“Ih-luh-noy.” Not, “Ih-li-noize.” But, no matter how you pronounce it, it’s quite a state. Birthplace of Lincoln, playground of Al Capone, and home of ”The Windy City”, “Second City” – aka “Chi-town. We will have only a week, but our plan is to start in Chicago and travel south down Classic Rt. 66, through Springfield, and into East St. Louis.
Route 66: So this will be our first chance to get our kicks… and we’re gonna do it up right. We plan to pick up Rt. 66 in Chicago, the “end of the route” and head southwest through the state on our way to East St. Louis. Along the way, we plan to stop, rest and enjoy the visual history still contained throughout the path. In addition, we’ll be spending a few hours in the Rt. 66 Hall of Fame in Pontiac.
Chicago Blues Festival: We are lucky enough to be passing through the weekend that this event is closing down. Not only is blues an integral piece of Chicago history, “Chicago Blues” is a vital piece of blues history. Chicago blues is a form of blues music that developed here and features the basic acoustic guitar and harmonica-based Delta blues, with amplified harmonica , and the addition of an electrically amplified guitar, amplified bass guitar, drums, piano and sometimes saxophone and trumpet. The music developed in the first half of the twentieth century due to the Great Migration (African American) when Black workers moved from the South into the industrial cities of the North such as Chicago. It’s a style that helped define blues in America and the blues festival is a must-not miss for us!
Superdawg Drive-In: A classic 40s drive in featuring some of the region’s best red hots. Order from your car, get served by a carhop… how cool is that? Pretty cool we’d say!
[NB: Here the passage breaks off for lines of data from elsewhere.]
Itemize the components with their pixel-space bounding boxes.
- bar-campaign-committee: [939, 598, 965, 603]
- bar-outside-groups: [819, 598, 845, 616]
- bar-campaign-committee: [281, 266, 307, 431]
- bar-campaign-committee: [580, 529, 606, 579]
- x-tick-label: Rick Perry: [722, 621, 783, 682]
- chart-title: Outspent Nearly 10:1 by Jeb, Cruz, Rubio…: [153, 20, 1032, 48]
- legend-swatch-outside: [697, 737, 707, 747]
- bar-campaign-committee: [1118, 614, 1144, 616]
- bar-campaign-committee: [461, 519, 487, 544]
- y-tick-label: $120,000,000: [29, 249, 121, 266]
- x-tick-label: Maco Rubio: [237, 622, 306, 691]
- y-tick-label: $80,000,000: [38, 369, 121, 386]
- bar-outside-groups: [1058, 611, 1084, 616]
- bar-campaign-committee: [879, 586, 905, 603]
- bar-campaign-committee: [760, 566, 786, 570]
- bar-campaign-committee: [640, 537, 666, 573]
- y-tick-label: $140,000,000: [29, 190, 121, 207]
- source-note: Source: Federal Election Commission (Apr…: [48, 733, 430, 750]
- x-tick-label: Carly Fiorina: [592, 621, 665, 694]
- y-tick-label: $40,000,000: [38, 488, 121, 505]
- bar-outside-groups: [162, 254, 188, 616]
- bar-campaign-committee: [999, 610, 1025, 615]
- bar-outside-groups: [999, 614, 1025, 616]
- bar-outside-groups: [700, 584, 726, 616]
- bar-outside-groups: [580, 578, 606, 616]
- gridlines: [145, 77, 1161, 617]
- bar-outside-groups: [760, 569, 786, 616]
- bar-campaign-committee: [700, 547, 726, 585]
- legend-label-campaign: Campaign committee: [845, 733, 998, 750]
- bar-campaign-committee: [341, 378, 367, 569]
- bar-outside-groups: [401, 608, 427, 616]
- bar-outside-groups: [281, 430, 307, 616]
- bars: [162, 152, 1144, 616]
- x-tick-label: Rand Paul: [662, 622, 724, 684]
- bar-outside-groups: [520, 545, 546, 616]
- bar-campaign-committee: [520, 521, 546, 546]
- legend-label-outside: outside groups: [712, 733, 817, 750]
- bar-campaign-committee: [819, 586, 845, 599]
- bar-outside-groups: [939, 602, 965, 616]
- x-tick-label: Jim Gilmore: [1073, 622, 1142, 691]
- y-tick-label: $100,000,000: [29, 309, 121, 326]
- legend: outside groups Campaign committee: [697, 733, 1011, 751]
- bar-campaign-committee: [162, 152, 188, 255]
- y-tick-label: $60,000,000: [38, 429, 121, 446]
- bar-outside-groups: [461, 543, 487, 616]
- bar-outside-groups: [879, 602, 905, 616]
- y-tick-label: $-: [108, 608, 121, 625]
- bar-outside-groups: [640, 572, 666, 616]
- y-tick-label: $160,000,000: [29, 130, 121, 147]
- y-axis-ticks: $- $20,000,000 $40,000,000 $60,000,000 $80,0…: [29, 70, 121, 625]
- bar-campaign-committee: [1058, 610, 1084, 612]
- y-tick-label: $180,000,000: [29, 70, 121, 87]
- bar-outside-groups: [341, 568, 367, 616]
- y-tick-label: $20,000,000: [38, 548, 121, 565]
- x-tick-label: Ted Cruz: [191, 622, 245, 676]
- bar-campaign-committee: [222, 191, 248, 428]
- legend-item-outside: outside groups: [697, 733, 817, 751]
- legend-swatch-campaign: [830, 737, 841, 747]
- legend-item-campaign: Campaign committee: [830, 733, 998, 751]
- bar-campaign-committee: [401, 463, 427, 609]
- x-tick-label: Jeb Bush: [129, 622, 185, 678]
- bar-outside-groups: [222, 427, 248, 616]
The Art Institute of Chicago: Listed as one of the 1,001 Things to See Before You Die and appearing in the classic film Ferris Bueller’s Day Off , the Art Institute of Chicago is not only a museum but also one of the premier Art School’s in the United States. The museum, opened in 1879 and moved to its current location in 1893, features works from vast cultures and over 5,000 years of human expression.
The Cahokia Mounds: Believed to have been the site of human sacrifices, religious worship, astrological research and home of the largest earth-work mound north of Mexico, the Cahokia mounds is a mysterious, beautiful native american history site.
- Putt Putt in a Funeral Home: No, seriously, it’s a miniature golf course in the basement of a funeral home… death themed… yeah, we’re goin’!
- Metropolis, IL: Who’s from Metropolis? Only the most famous man to ever have a sun allergy – Superman!